For many gene therapies, including some approved for use, this obstacle was overcome by using specially engineered viruses. Viruses have evolved to get very good at inserting genetic material into cells, as that is the mechanism by which they infect them.

But virus-based gene therapies have some notable drawbacks. One is that most viruses are only able to effectively deliver genetic material to certain types of cells. Another is that using a virus increases the risks of the immune system mistaking the therapy for an infectious threat, which may lead to side effects or lower the therapy’s efficacy.

The goal of this pharma collaboration is to create gene therapies that are effective, but do not rely on viruses. Researchers will leverage several of Poseida’s platforms, including the piggyBac gene delivery system and a gene-editing system called Cas-CLOVER, as well as nanoparticles and other emerging technologies.

“Our technologies offer highly efficient gene delivery, fully integrated non-viral genome insertion and ultra-precise site-specific gene editing,” Ostertag said.

“Poseida’s differentiated platform technologies show great promise in developing non-viral in vivo [in a living body] gene therapies using their novel genetic engineering and delivery technologies that complement our existing collaborations,” added Madhu Natarajan, rare diseases drug discovery unit head at Takeda.
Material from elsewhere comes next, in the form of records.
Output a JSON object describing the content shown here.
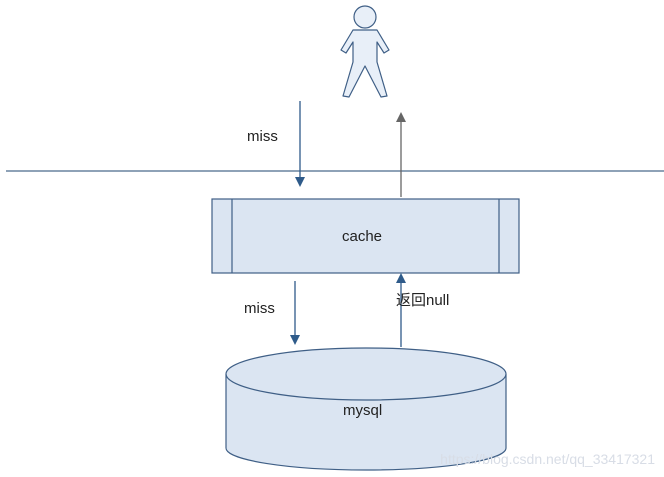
{
  "labels": {
    "miss_top": "miss",
    "miss_bottom": "miss",
    "cache": "cache",
    "return_null": "返回null",
    "mysql": "mysql"
  },
  "watermark": "https://blog.csdn.net/qq_33417321",
  "colors": {
    "line": "#4a6a8c",
    "arrow": "#2f5b8a",
    "arrow_up_top": "#666666",
    "box_fill": "#dbe5f2",
    "box_stroke": "#3f5f86",
    "cylinder_fill": "#dbe5f2",
    "cylinder_stroke": "#3f5f86",
    "person_fill": "#e8eff8",
    "person_stroke": "#3f5f86"
  },
  "icons": {
    "person": "person-icon"
  }
}
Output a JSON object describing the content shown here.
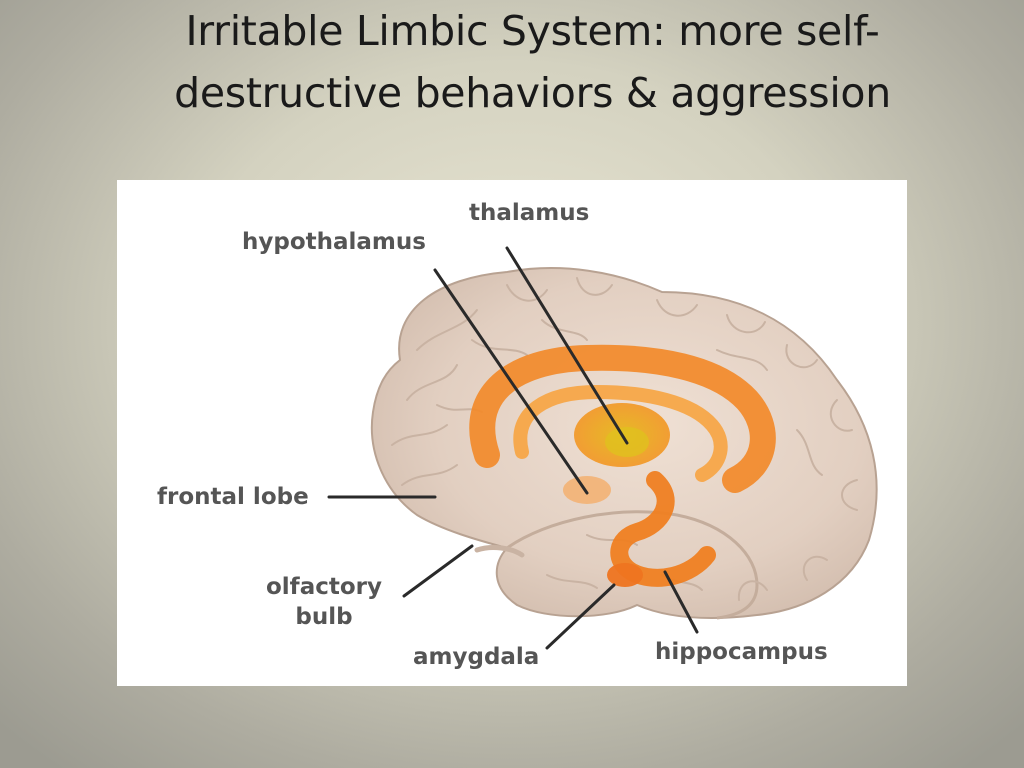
{
  "slide": {
    "title_line1": "Irritable Limbic System:   more self-",
    "title_line2": "destructive behaviors & aggression"
  },
  "diagram": {
    "labels": {
      "thalamus": "thalamus",
      "hypothalamus": "hypothalamus",
      "frontal_lobe": "frontal lobe",
      "olfactory_bulb_line1": "olfactory",
      "olfactory_bulb_line2": "bulb",
      "amygdala": "amygdala",
      "hippocampus": "hippocampus"
    },
    "colors": {
      "brain_tissue": "#e6d3c5",
      "brain_outline": "#b8a292",
      "limbic_orange": "#f28a2a",
      "thalamus_core": "#e8a31a",
      "leader_line": "#2a2a2a",
      "label_text": "#555555"
    }
  }
}
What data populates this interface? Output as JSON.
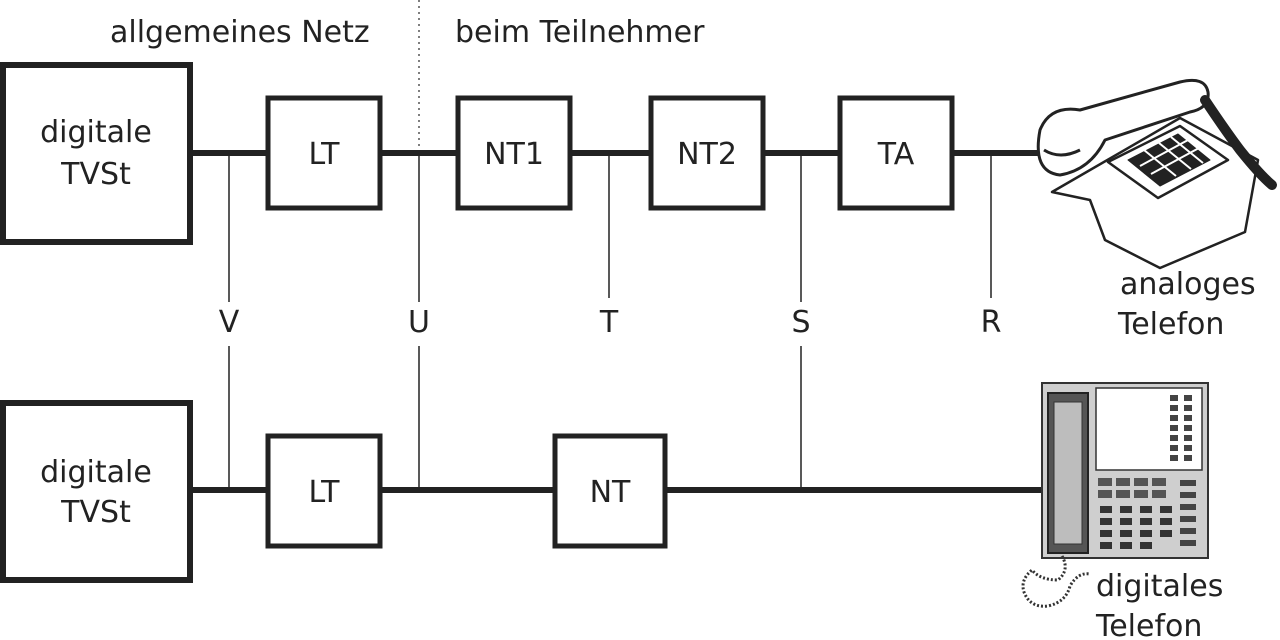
{
  "regions": {
    "left": "allgemeines Netz",
    "right": "beim Teilnehmer"
  },
  "top_row": {
    "exchange": [
      "digitale",
      "TVSt"
    ],
    "boxes": [
      "LT",
      "NT1",
      "NT2",
      "TA"
    ],
    "phone_label": [
      "analoges",
      "Telefon"
    ]
  },
  "bottom_row": {
    "exchange": [
      "digitale",
      "TVSt"
    ],
    "boxes": [
      "LT",
      "NT"
    ],
    "phone_label": [
      "digitales",
      "Telefon"
    ]
  },
  "reference_points": [
    "V",
    "U",
    "T",
    "S",
    "R"
  ],
  "icons": {
    "analog_phone": "analog-telephone-icon",
    "digital_phone": "digital-telephone-icon"
  }
}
Work will initially focus on developing six gene therapies, including some aiming to treat hemophilia A. Takeda has the option to add an additional two gene therapies.

Under the terms of the agreement, Poseida will receive an upfront payment of $45 million, with the possibility of additional payments — including up to $2.7 billion for all six gene therapies, and up to $3.6 billion if Takeda chooses to add two more — if additional milestones are met.

Poseida will lead the therapies’ development in preclinical stages, while Takeda will be responsible for clinical testing and commercialization. 

“This partnership reinforces Takeda’s commitment to investing in next-generation gene therapy approaches that have the potential to deliver functional cures to patients with rare genetic and hematologic diseases,” Natarajan said.